After i.p. administration in rats, F 11440 produced LLR and, at higher doses, FPT and FBP (table 2). This profile was similar to that of 5-HT_1A agonists, such as 8-OH-DPAT, but differed from that of partial 5-HT_1A agonists (e.g., buspirone) and putative 5-HT_1A antagonists (e.g., NAN-190), which did not produce FPT, and from that of 5-HT agonists lacking substantial 5-HT_1A affinity (i.e., DOI, mCPP, TFMPP and quipazine), which did not produce LLR (data not shown). F 11440 was ~5 times more potent than flesinoxan, and ~18 times more potent than buspirone, in producing LLR.

At various intervals after its administration, F 11440 produced LLR with a p.o. potency that was similar to its i.v. potency (data not shown). A comparison of the ED₅₀ values after p.o. and i.v. administration at 60 min (i.e., 0.26 and 0.30 mg/kg, respectively) and at 120 min (i.e., 0.79 and 1.4 mg/kg, respectively) indicated that these values did not differ by more than a factor of 1.8.

DS Effects of 8-OH-DPAT

The discrimination of 8-OH-DPAT (0.16 mg/kg) from saline was acquired within 100 sessions by 23 of the 27 rats (median sessions to criterion: 32; range: 17-88). Administration of the training drug under test conditions produced dose-related increases in drug-appropriate responding (ED₅₀: 0.065 mg/kg, table 3) that reached a 100% level of effect at the training dose. A significant decrease of the overall rate of responding (79% of control) was produced only by the training dose.
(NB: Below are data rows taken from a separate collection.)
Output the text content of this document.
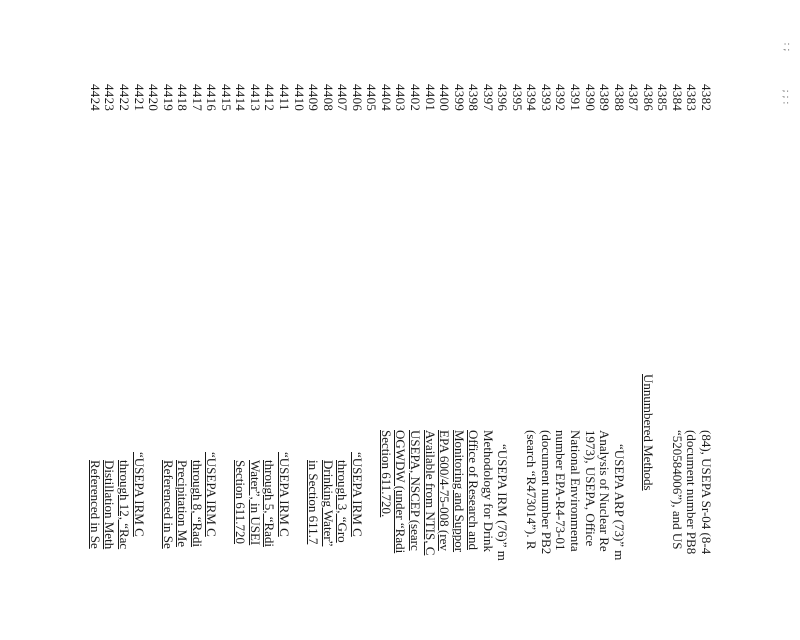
: ;
; ; :
4382
(84), USEPA Sr-04 (8-4
4383
(document number PB8
4384
“520584006”), and US
4385
4386
Unnumbered Methods
4387
4388
“USEPA ARP (73)” m
4389
Analysis of Nuclear Re
4390
1973), USEPA, Office
4391
National Environmenta
4392
number EPA-R4-73-01
4393
(document number PB2
4394
(search “R473014”). R
4395
4396
“USEPA IRM (76)” m
4397
Methodology for Drink
4398
Office of Research and
4399
Monitoring and Suppor
4400
EPA 600/4-75-008 (rev
4401
Available from NTIS, C
4402
USEPA, NSCEP (searc
4403
OGWDW (under “Radi
4404
Section 611.720.
4405
4406
“USEPA IRM C
4407
through 3, “Gro
4408
Drinking Water”
4409
in Section 611.7
4410
4411
“USEPA IRM C
4412
through 5, “Radi
4413
Water”, in USEI
4414
Section 611.720
4415
4416
“USEPA IRM C
4417
through 8, “Radi
4418
Precipitation Me
4419
Referenced in Se
4420
4421
“USEPA IRM C
4422
through 12, “Rac
4423
Distillation Meth
4424
Referenced in Se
F 11440 produced dose-dependent responding on the 8-OH-DPAT lever (ED₅₀: 0.021 m/kg) that reached a 100% level of effect at a dose of 0.08 mg/kg. Only a higher dose (i.e., 0.16 mg/kg) decreased significantly the overall rate of responding (55% of control). F 11440 was ~30-fold more potent than flesinoxan and buspirone to produce 8-OH-DPAT lever selection. In contrast to F 11440, flesinoxan and buspirone, which produced 8-OH-DPAT lever selection in 89% of the animals, chlordiazepoxide and ethanol produced DL selection in no more than 67% and 50% of the animals, respectively, at doses that decreased the overall rate of responding.

Duration of Action

F 11440 produced LLR at each of the pretreatment intervals (fig. 6). The lowest ED₅₀ value (0.085 mg/kg) was observed at the first observation time, whereupon it increased to 19 mg/kg at 8 hrs after administration. Based on the time during which the ED₅₀ was <4 times the lowest ED₅₀, the duration of action of F 11440 was estimated to be 1.3 hr, similar to that of flesinoxan and buspirone, and shorter than the other 5-HT_1A agonists shown.
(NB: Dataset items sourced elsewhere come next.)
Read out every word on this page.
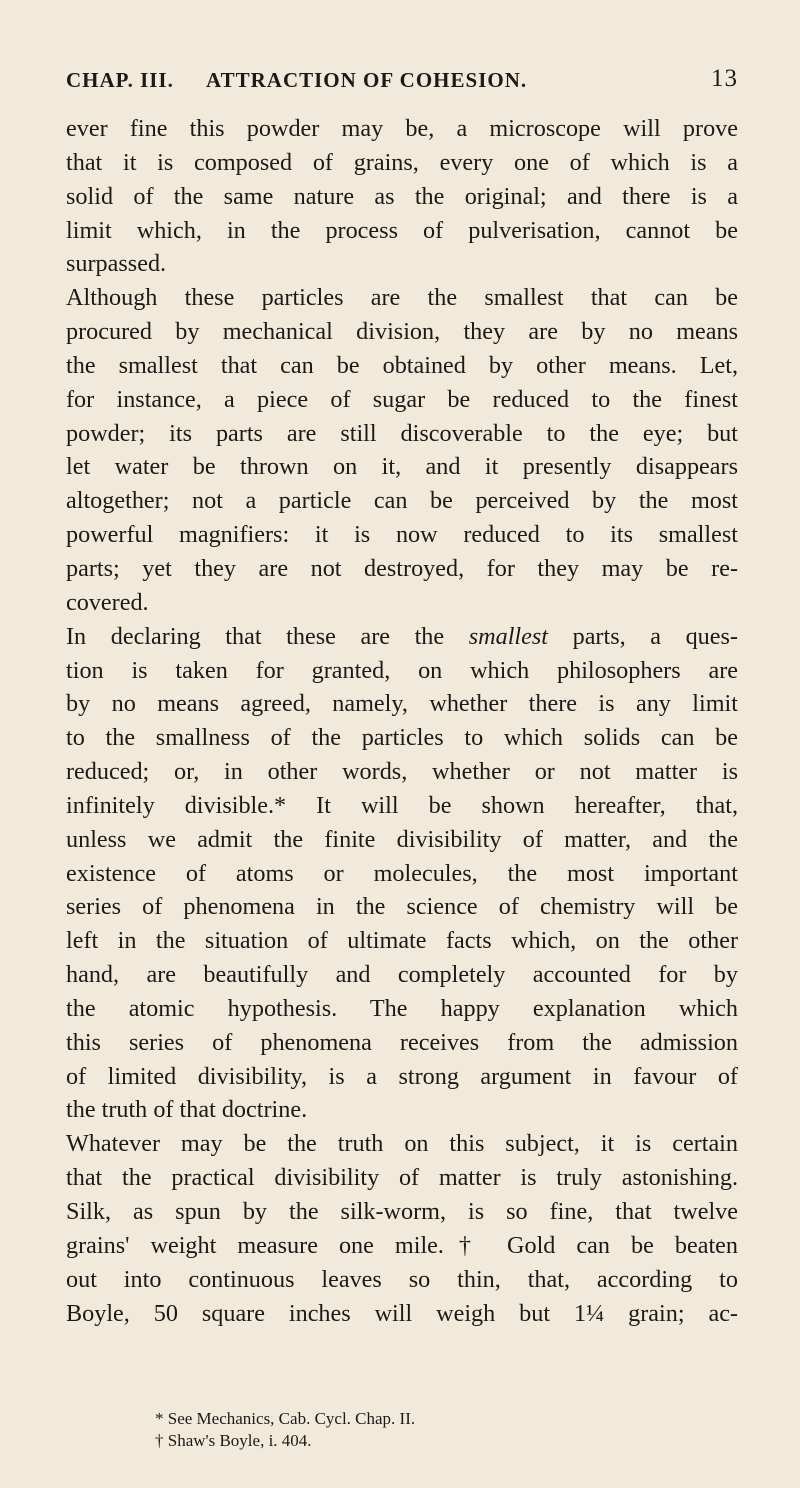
CHAP. III. ATTRACTION OF COHESION.	13
ever fine this powder may be, a microscope will prove
that it is composed of grains, every one of which is a
solid of the same nature as the original; and there is a
limit which, in the process of pulverisation, cannot be
surpassed.
Although these particles are the smallest that can be
procured by mechanical division, they are by no means
the smallest that can be obtained by other means. Let,
for instance, a piece of sugar be reduced to the finest
powder; its parts are still discoverable to the eye; but
let water be thrown on it, and it presently disappears
altogether; not a particle can be perceived by the most
powerful magnifiers: it is now reduced to its smallest
parts; yet they are not destroyed, for they may be re-
covered.
In declaring that these are the smallest parts, a ques-
tion is taken for granted, on which philosophers are
by no means agreed, namely, whether there is any limit
to the smallness of the particles to which solids can be
reduced; or, in other words, whether or not matter is
infinitely divisible.* It will be shown hereafter, that,
unless we admit the finite divisibility of matter, and the
existence of atoms or molecules, the most important
series of phenomena in the science of chemistry will be
left in the situation of ultimate facts which, on the other
hand, are beautifully and completely accounted for by
the atomic hypothesis. The happy explanation which
this series of phenomena receives from the admission
of limited divisibility, is a strong argument in favour of
the truth of that doctrine.
Whatever may be the truth on this subject, it is certain
that the practical divisibility of matter is truly astonishing.
Silk, as spun by the silk-worm, is so fine, that twelve
grains' weight measure one mile.† Gold can be beaten
out into continuous leaves so thin, that, according to
Boyle, 50 square inches will weigh but 1¼ grain; ac-
* See Mechanics, Cab. Cycl. Chap. II.
† Shaw's Boyle, i. 404.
View larger version (28K): [in this window] [in a new window]   Fig. 6.   Potency of F 11440 and prototypical 5-HT1A agonists in producing LLR at various times after oral administration. Values shown are ED50 values (mg/kg) calculated for each observation time point. Closed symbols represent ED50 values that are larger than the highest dose tested (40 mg/kg). Shown in parentheses are the estimated durations of action based on the time during which the ED50 was <4 times the lowest ED50 value.

In Vivo Selectivity

Alpha-1 adrenoceptor antagonist activity. Inhibition of the increase in blood pressure induced in anesthetized rats by the i.v. administration of the alpha-1-adrenoceptor agonist, methoxamine, was used as an in vivo measure of peripheral alpha-1 antagonist properties. Methoxamine (0.16 mg/kg, i.v.) increased mean arterial pressure from a base-line value of 115 ± 5 mm Hg to a peak value of 175 ± 3 mm Hg (n = 18). Prazosin, 5-methyl-urapidil and urapidil dose-dependently antagonized the increase in mean arterial pressure induced by methoxamine, with ID₅₀ values of 0.16, 0.36 and 1.0 mg/kg i.p., respectively. According to the measure used here, F 11440 exerted alpha-1 antagonist activity in vivo, but only at doses that were ~70-fold higher than those that produced 5-HT_1A agonist effects (e.g., increases in corticosterone levels; fig. 7). In contrast, flesinoxan, although it had high selectivity for 5-HT_1A receptors in vitro, exerted alpha-1 antagonist activity in vivo at doses <3-fold higher than those needed to produce 5-HT_1A agonist effects.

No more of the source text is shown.